Testing CSV and Excel uploads with tempfiles

Lately, I've been working on a couple of features that allow bulk data to be uploaded through .csv or .xlsx files.

When working with files, passing file fixtures to tests is a common practice. File fixtures are sample files that you can store under spec/fixtures/files (or in your own customized path). This way, you can read an actual file in your tests or just pass the file path to other classes that might need to access the file data.

The problem is that in most cases the user can upload files with different structures or data, depending on the use case. This means that, for test purposes, if we want to cover different scenarios, we will eventually end up stuffing our fixtures folder with enough file variations that would cover all the scenarios. It's just not flexible enough and it looks hard to maintain. Plus, it has the downside of hiding data from your tests since you have to open the files to know what's inside.

Ideally, we should be able to create the sample data explicitly in each test scenario, run our expectations, and clean up the data afterward. Sounds like a good case for Tempfiles - a file that will be available to test but that will be deleted after the test runs.

# students_uploader_spec.rb
describe 'Services::StudentsUploader' do 
  it 'creates students' do 
    Tempfile.open(['students.csv', '.csv']) do |temp|
       CSV.open(temp, 'wb', col_sep: ';', headers: true) do |csv|
         csv << ['email', 'name']
         csv << ['[email protected]', 'Student Name']
       end

       result = described_class.call(temp)

       expect(result[:count]).to eq(1)
       expect(Student.count).to eq(1)
     end
  end
end

Looking at the example above I can cleary define three necessary steps:

  • Open a Tempfile and pass it a filename (extension is optional).
  • Inside the Tempfile block, open a CSV, pass it the tempfile instance and build the rows with the data you need
  • Run the expectations inside the tempfile block

A fourth automatic step will delete the tempfile so you don't end up with a bunch of tempfiles lying around in your project.

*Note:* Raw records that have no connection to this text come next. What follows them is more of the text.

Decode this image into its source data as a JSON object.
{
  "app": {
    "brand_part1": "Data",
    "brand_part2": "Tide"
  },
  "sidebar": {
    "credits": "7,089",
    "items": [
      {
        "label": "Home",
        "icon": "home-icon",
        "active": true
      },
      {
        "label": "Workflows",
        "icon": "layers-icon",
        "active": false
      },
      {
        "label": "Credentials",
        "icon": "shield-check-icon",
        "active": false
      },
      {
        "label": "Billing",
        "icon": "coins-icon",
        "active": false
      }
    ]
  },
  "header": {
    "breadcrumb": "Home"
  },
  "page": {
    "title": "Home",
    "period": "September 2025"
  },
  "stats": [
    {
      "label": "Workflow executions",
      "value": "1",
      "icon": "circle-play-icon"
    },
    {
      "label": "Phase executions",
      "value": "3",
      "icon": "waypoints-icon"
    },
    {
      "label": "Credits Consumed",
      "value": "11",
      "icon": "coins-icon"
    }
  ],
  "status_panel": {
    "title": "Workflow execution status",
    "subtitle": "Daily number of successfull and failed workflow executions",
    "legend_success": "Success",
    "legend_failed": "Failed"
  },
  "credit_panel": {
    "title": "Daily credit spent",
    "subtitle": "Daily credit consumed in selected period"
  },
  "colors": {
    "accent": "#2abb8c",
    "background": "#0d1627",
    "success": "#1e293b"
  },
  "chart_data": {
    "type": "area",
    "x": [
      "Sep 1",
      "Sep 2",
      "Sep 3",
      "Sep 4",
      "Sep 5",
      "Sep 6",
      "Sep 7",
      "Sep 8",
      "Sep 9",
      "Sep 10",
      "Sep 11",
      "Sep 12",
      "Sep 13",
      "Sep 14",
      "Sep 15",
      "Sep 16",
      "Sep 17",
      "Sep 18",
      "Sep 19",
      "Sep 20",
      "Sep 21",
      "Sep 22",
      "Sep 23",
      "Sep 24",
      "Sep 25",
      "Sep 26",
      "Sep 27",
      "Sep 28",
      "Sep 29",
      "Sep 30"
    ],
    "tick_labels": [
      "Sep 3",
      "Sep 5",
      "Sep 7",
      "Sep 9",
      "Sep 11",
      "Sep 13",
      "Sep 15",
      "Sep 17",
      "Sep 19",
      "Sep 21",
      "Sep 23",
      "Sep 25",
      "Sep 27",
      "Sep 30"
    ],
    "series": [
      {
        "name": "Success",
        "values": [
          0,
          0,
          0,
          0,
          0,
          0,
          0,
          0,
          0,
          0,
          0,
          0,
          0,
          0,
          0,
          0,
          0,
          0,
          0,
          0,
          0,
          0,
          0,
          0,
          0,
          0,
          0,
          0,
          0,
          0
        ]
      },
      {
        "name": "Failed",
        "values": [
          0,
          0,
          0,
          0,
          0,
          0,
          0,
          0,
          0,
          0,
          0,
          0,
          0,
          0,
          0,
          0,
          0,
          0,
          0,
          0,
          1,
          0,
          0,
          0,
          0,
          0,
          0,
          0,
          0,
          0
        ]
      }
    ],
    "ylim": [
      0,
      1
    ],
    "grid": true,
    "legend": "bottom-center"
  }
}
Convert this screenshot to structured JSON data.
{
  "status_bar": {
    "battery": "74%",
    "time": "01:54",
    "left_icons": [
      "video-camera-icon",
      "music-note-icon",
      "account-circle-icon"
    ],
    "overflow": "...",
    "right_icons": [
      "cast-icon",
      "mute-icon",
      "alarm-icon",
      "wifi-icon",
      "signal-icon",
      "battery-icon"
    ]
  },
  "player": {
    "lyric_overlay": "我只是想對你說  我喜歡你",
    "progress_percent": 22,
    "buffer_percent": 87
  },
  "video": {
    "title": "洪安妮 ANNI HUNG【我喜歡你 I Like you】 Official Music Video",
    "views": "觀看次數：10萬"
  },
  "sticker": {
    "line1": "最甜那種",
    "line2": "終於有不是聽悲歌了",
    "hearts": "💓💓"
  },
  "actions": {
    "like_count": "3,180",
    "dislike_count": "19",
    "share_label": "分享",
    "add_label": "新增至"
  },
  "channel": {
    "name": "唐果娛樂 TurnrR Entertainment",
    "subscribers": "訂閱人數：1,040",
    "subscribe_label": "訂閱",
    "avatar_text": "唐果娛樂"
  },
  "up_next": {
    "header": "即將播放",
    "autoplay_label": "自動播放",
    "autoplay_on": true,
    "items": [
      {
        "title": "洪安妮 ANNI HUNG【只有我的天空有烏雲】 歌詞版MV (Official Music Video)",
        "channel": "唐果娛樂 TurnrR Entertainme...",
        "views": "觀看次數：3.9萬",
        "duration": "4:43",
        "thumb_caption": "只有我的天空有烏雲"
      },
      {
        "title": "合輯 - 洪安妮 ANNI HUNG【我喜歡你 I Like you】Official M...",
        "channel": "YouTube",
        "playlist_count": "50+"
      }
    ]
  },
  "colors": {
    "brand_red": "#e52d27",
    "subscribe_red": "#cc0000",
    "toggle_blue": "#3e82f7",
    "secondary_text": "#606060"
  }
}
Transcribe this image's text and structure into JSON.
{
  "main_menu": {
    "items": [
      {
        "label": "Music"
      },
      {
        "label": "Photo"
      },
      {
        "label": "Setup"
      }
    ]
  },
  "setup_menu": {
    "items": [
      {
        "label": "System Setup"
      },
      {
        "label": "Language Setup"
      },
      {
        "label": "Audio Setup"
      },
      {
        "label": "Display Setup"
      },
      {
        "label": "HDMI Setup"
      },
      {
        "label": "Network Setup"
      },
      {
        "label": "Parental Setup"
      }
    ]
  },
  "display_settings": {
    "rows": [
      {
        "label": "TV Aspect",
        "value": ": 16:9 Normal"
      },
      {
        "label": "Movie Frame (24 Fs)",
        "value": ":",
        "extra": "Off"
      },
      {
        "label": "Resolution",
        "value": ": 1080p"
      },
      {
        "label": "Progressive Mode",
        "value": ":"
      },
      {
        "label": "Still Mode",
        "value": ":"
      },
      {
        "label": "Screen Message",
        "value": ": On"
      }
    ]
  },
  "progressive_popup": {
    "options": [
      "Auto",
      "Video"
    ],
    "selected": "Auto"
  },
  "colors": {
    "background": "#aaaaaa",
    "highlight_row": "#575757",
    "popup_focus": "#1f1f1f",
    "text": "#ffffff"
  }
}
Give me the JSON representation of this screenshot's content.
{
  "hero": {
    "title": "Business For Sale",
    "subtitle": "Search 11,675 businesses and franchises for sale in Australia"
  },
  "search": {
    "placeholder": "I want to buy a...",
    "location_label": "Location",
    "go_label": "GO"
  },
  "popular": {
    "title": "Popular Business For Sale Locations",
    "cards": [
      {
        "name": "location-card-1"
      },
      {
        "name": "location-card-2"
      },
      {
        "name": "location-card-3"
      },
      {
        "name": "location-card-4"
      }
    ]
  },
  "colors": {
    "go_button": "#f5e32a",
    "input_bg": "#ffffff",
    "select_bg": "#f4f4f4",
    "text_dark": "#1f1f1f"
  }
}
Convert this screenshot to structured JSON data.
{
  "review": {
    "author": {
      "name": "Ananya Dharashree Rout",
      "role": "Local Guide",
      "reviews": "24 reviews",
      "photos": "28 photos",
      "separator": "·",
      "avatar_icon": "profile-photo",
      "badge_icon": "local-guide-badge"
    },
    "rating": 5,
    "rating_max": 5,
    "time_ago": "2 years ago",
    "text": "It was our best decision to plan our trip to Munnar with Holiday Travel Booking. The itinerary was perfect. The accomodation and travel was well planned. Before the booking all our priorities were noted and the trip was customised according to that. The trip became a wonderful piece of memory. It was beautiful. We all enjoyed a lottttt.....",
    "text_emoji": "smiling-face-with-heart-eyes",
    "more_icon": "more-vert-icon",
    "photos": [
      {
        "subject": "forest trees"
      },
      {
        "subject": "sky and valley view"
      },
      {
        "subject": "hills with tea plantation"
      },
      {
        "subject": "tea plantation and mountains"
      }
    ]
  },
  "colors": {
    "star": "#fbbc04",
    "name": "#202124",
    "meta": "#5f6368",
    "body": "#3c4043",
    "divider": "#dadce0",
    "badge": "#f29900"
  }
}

It's important to reinforce that everything that depends on the tempfile will have to be run inside the tempfile block. That's because the tempfile is deleted immediately after its block is closed. If you try to run your expectation after the tempfile block is closed, you'll get an error similar to this one:

Failures:
  Failure/Error: result = described_class.call(temp)

  NameError:
    undefined local variable or method `temp' for #<RSpec::ExampleGroups::Services::SudentsUploader:0x00007fb74000c0b8>
  # ./spec/services/students_uploader_spec.rb:1:in `block (3 levels) in <top (required)>'

But going back to our happy path, I can also write a similar context for xlsx files (I'm using the axlsx gem to write excel files):

describe 'Services::StudentsUploader' do
  context 'when uploading a xlsx' do  
    it 'creates students' do 
      Tempfile.open(['students.xlsx', '.xlsx']) do |temp|
        Axlsx::Package.new do |p|
          p.workbook.add_worksheet(name: "test") do |sheet|
            sheet.add_row ['name', 'email', 'code']
            sheet.add_row ['Jane Doe', nil, 123]
            sheet.add_row ['John Doe', '[email protected]', nil]
          end
          p.serialize(temp.path)
        end

        result = described_class.call(temp.path)

        expect(result[:count]).to eq(1)
        expect(Student.count).to eq(1)
      end
    end
  end
end

Now I can play around with different file structures, knowing that I will have my data explicitly available in each scenario and that I will be able to tweak it easily without the hassle of having to create and maintain external files.

Happy testing! 🧪

19